S. 2896 would amend the Lobbying Disclosure Act of 1995 to require registered lobbyists to file new reports with the Secretary of the U.S. Senate and Clerk of the U.S. House of Representatives. The reports would provide information on any convictions for bribery, extortion, embezzlement, illegal kickbacks, tax evasion, fraud, conflicts of interest, making false statements, perjury, or money laundering. Subject to the availability of appropriated funds, CBO estimates that implementing the bill would increase administrative costs of the House of Representatives and the Senate by less than $500,000 annually.

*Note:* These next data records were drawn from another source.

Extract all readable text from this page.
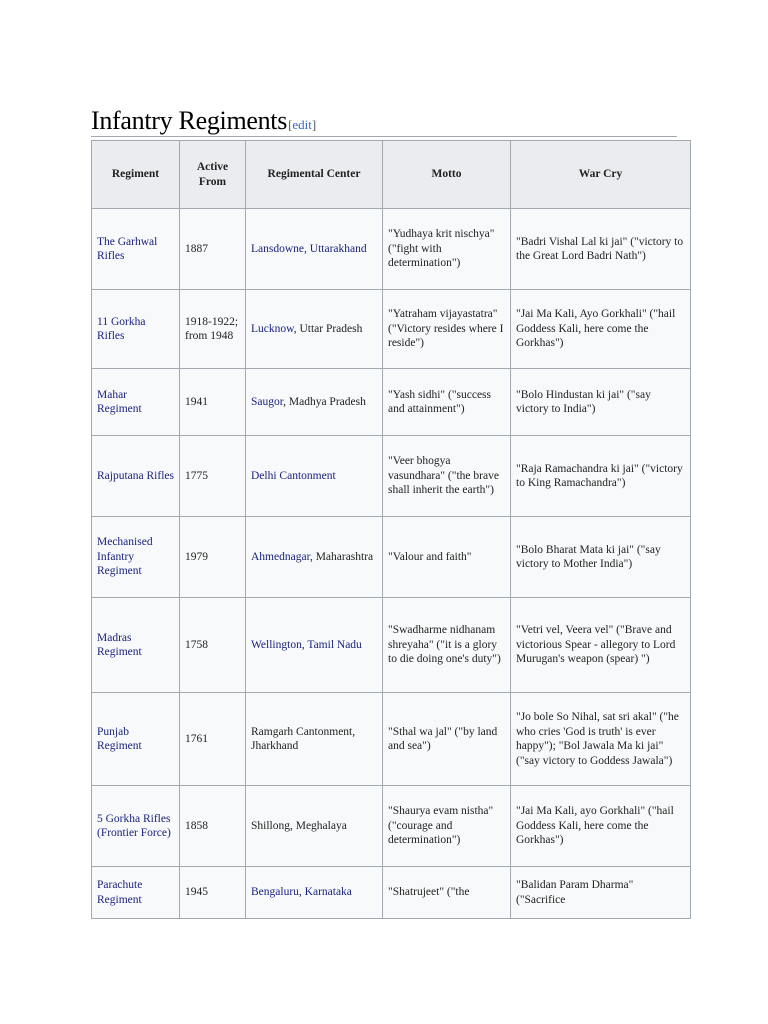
Infantry Regiments[edit]
Regiment	Active From	Regimental Center	Motto	War Cry
The Garhwal Rifles	1887	Lansdowne, Uttarakhand	"Yudhaya krit nischya" ("fight with determination")	"Badri Vishal Lal ki jai" ("victory to the Great Lord Badri Nath")
11 Gorkha Rifles	1918-1922; from 1948	Lucknow, Uttar Pradesh	"Yatraham vijayastatra" ("Victory resides where I reside")	"Jai Ma Kali, Ayo Gorkhali" ("hail Goddess Kali, here come the Gorkhas")
Mahar Regiment	1941	Saugor, Madhya Pradesh	"Yash sidhi" ("success and attainment")	"Bolo Hindustan ki jai" ("say victory to India")
Rajputana Rifles	1775	Delhi Cantonment	"Veer bhogya vasundhara" ("the brave shall inherit the earth")	"Raja Ramachandra ki jai" ("victory to King Ramachandra")
Mechanised Infantry Regiment	1979	Ahmednagar, Maharashtra	"Valour and faith"	"Bolo Bharat Mata ki jai" ("say victory to Mother India")
Madras Regiment	1758	Wellington, Tamil Nadu	"Swadharme nidhanam shreyaha" ("it is a glory to die doing one's duty")	"Vetri vel, Veera vel" ("Brave and victorious Spear - allegory to Lord Murugan's weapon (spear) ")
Punjab Regiment	1761	Ramgarh Cantonment, Jharkhand	"Sthal wa jal" ("by land and sea")	"Jo bole So Nihal, sat sri akal" ("he who cries 'God is truth' is ever happy"); "Bol Jawala Ma ki jai" ("say victory to Goddess Jawala")
5 Gorkha Rifles (Frontier Force)	1858	Shillong, Meghalaya	"Shaurya evam nistha" ("courage and determination")	"Jai Ma Kali, ayo Gorkhali" ("hail Goddess Kali, here come the Gorkhas")
Parachute Regiment	1945	Bengaluru, Karnataka	"Shatrujeet" ("the	"Balidan Param Dharma" ("Sacrifice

Enacting S. 2896 could increase civil penalties for failing to file accurate reports. Penalties are recorded in the budget as revenues; therefore, pay-as-you-go procedures apply. However, CBO estimates that any increase in revenues would not be significant because we expect few lobbyists would be affected. Enacting S. 2896 would not affect direct spending.
CBO estimates that enacting S. 2896 would not increase net direct spending or on-budget deficits in any of the four consecutive 10-year periods beginning in 2029.
S. 2896 would impose a private-sector mandate as defined in the Unfunded Mandates Reform Act (UMRA) by requiring registrants under the Lobbying Disclosure Act to disclose information about convictions for certain crimes. CBO estimates that the cost of including this additional information would be minimal and would not exceed the threshold established in UMRA for private-sector mandates ($160 million in 2018, adjusted annually for inflation).
The bill contains no intergovernmental mandates as defined in UMRA.